Credit: Shutterstock
The Supreme Court is expected to rule by the end of June on whether so-called pay-for-delay deals are anticompetitive.
Photo shows a row of prescription drug bottles.
Credit: Shutterstock
The Supreme Court is expected to rule by the end of June on whether so-called pay-for-delay deals are anticompetitive.

The Supreme Court appeared unsure last week about whether brand-name pharmaceutical companies can pay potential generic competitors to keep their cheaper products off the market for a certain number of years. The issue is at the heart of a case before the high court involving AndroGel, a treatment for low testosterone in men, and an agreement between its original developer and a company that wanted to market a generic copy.

The drug industry says “pay for delay” deals do not delay generic drugs, but the federal government disagrees. Lawyers representing the Obama Administration argued before the Court that the deals violate federal antitrust law and result in higher drug prices that cost consumers billions of dollars each year. “It’s an agreement not to compete,” Deputy Solicitor General Malcolm L. Stewart told the justices. “Agreements of this sort should be treated as presumptively unlawful.”

But several justices called that approach unnecessarily rigid. Justice Stephen G. Breyer suggested that perhaps the matter should be left to federal district court judges who can evaluate cases on an individual basis.

In 2003, AndroGel’s developer, Solvay Pharmaceuticals, which is now part of AbbVie, filed a patent infringement suit to block Watson Pharmaceuticals from making a generic copy. The companies reached a deal in 2006 that avoided a patent fight but allowed Watson to launch its less expensive version of the drug in 2015, five years before Solvay’s patent on AndroGel expires. Solvay also agreed to pay Watson, now known as Actavis, up to $30 million annually, according to the Federal Trade Commission (FTC).

In 2009, FTC sued the firms for conspiring to keep lower-cost generic testosterone replacement therapy off the market to the detriment of consumers. Last year, the U.S. Court of Appeals for the 11th Circuit, in Atlanta, ruled that the drugmakers’ agreement didn’t violate antitrust law, causing FTC to appeal to the Supreme Court.

While hearing arguments in the case on March 25, Justice Antonin Scalia indicated that he agreed with the appeals court that settlements between brand-name drug companies and their generic drug rivals pass antitrust muster, as long as they do not prevent the generic drug from entering the market at a date beyond the patent expiration of the brand-name company’s product.

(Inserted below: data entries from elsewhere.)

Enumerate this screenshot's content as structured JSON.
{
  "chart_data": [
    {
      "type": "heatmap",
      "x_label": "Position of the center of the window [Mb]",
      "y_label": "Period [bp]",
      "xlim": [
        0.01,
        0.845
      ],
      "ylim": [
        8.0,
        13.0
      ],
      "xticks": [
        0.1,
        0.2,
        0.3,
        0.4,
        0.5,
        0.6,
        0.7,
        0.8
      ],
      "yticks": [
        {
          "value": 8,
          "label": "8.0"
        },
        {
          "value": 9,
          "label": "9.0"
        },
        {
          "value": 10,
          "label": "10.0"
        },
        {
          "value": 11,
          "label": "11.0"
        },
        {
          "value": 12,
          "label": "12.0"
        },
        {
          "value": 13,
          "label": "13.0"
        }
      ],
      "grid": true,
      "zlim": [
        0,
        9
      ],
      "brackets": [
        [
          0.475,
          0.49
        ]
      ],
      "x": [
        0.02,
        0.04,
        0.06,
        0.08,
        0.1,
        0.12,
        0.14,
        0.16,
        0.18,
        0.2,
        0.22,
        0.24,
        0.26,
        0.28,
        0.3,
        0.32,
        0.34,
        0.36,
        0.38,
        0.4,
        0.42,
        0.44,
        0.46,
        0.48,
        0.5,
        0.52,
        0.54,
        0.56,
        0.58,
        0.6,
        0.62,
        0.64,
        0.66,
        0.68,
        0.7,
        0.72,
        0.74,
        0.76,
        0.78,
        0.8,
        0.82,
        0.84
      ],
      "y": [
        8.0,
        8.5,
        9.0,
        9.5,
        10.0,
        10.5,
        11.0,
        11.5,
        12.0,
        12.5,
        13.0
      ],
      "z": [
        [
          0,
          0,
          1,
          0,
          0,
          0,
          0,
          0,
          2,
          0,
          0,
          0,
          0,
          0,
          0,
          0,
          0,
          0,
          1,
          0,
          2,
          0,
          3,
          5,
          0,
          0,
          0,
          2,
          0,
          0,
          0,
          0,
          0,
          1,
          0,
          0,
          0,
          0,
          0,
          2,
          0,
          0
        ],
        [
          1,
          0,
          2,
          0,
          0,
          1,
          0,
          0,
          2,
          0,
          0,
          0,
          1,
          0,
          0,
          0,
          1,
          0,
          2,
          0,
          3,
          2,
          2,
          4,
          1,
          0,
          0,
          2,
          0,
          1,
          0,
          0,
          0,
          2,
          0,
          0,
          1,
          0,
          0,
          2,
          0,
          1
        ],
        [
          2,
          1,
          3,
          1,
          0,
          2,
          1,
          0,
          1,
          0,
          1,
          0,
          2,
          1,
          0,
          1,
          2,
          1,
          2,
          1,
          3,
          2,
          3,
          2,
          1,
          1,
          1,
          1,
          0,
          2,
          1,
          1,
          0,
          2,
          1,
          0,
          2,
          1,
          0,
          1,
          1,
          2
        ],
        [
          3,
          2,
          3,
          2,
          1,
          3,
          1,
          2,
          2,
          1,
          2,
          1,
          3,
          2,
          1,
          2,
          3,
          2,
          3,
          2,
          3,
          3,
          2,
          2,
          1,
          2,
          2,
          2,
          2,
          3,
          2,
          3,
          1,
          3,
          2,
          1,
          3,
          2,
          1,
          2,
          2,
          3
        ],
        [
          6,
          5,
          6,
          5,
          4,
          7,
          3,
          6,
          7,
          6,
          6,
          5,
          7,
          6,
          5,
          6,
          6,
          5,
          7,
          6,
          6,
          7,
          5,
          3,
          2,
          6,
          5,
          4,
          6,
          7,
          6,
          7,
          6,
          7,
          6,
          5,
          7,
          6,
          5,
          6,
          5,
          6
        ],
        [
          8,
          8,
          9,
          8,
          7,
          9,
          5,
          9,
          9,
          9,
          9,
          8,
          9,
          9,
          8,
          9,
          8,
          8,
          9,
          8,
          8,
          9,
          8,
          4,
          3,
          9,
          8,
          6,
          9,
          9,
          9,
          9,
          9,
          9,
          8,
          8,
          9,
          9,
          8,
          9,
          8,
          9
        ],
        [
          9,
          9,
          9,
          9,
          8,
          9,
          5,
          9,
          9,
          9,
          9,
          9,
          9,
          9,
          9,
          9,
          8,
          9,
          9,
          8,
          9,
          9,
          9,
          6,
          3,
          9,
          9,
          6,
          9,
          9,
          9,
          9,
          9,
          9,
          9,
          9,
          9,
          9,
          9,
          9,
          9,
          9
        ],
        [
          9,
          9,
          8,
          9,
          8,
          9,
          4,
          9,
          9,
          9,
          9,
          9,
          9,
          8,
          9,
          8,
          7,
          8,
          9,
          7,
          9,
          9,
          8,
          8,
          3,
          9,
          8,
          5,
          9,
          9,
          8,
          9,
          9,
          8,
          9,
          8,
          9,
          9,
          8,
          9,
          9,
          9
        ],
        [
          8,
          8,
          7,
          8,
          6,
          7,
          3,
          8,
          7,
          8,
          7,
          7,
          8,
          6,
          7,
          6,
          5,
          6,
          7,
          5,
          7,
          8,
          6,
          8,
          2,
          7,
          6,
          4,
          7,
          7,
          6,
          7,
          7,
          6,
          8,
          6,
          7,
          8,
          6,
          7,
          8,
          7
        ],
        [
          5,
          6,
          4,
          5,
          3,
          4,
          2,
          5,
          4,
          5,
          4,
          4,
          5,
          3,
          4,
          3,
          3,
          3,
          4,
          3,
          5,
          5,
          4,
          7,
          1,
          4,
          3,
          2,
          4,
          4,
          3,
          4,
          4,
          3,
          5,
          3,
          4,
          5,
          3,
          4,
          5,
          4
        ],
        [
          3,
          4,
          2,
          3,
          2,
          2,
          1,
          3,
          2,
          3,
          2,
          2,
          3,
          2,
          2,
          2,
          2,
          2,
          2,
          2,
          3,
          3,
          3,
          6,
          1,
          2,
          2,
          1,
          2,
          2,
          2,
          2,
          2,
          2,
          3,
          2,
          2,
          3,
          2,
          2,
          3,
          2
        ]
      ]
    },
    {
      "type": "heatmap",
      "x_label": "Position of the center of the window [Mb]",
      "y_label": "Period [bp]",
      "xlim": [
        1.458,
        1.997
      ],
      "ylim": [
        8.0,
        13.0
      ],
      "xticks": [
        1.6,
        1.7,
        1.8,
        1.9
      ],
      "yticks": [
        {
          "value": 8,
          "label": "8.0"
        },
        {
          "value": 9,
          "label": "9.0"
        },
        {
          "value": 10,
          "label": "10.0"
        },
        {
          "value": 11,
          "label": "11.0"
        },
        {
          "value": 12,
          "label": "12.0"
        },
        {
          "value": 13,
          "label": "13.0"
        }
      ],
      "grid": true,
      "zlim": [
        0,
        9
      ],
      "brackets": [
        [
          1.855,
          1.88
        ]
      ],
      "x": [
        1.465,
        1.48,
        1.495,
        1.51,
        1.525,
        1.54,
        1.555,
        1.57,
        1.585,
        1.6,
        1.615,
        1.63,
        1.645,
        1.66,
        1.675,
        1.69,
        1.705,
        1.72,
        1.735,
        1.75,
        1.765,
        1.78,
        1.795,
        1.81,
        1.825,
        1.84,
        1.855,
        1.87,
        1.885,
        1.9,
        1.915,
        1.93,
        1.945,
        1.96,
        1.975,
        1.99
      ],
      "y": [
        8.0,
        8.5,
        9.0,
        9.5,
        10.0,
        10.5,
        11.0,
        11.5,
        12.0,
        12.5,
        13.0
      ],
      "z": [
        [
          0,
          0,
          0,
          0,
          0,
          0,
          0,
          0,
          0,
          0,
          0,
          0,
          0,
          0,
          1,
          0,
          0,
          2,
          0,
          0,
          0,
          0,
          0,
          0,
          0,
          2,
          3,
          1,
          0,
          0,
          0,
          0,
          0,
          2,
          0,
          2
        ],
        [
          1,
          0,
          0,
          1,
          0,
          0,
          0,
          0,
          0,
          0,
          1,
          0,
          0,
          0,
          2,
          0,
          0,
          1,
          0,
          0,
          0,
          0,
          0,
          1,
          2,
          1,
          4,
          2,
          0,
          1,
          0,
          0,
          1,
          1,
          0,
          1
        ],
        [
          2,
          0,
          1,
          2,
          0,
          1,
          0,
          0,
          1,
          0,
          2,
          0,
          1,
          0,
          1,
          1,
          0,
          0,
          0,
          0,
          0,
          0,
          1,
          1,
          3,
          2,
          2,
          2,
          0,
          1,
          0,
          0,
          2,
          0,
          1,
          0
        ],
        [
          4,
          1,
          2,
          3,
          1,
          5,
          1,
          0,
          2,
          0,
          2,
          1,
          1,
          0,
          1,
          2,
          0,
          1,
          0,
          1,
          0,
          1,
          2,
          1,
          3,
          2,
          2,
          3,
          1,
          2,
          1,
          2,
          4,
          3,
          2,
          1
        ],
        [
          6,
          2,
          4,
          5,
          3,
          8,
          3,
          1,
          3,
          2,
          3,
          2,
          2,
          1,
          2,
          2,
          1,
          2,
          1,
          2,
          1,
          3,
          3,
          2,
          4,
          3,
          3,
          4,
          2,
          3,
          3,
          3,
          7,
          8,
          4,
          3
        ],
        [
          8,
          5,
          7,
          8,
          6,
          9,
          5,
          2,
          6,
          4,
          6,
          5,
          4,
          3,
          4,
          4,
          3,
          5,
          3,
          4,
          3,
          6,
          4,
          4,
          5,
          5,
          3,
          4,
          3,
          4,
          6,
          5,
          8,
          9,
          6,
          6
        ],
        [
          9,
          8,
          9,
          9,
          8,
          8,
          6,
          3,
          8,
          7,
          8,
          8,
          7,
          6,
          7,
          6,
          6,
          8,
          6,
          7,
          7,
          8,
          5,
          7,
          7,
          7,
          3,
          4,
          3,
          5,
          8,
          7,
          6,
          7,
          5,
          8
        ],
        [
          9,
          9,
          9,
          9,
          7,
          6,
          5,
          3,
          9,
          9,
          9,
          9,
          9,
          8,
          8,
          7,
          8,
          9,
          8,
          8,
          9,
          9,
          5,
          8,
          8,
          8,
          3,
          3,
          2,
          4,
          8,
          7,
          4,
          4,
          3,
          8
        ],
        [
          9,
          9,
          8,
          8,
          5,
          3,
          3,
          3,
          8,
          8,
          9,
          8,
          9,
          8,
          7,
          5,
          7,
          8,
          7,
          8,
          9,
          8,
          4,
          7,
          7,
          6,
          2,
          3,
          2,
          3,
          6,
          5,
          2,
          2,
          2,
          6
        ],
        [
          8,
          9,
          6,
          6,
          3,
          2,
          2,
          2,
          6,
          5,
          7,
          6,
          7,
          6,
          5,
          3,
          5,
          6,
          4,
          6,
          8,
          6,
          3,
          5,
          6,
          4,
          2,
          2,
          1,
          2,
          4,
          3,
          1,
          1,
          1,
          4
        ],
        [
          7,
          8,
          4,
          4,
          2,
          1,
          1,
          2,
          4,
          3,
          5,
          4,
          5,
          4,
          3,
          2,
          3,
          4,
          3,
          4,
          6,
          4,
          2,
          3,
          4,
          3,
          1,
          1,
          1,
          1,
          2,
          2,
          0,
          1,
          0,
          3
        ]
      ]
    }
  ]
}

The Generic Pharmaceutical Association says every patent settlement to date has brought a generic drug to market months or years before the relevant patent expired. Two-thirds of the new generic medicines launched in 2010 and 2011 reached the market early because of a settlement, according to the industry trade group.

Several justices expressed concern, however, that the deals may allow drug companies to protect their interests at the expense of consumers. “It’s clear what is going on here is that they’re splitting monopoly profits, and the person who’s going to be injured are all the consumers out there,” Justice Elena Kagan said.

The Supreme Court is expected to issue a decision by the end of June.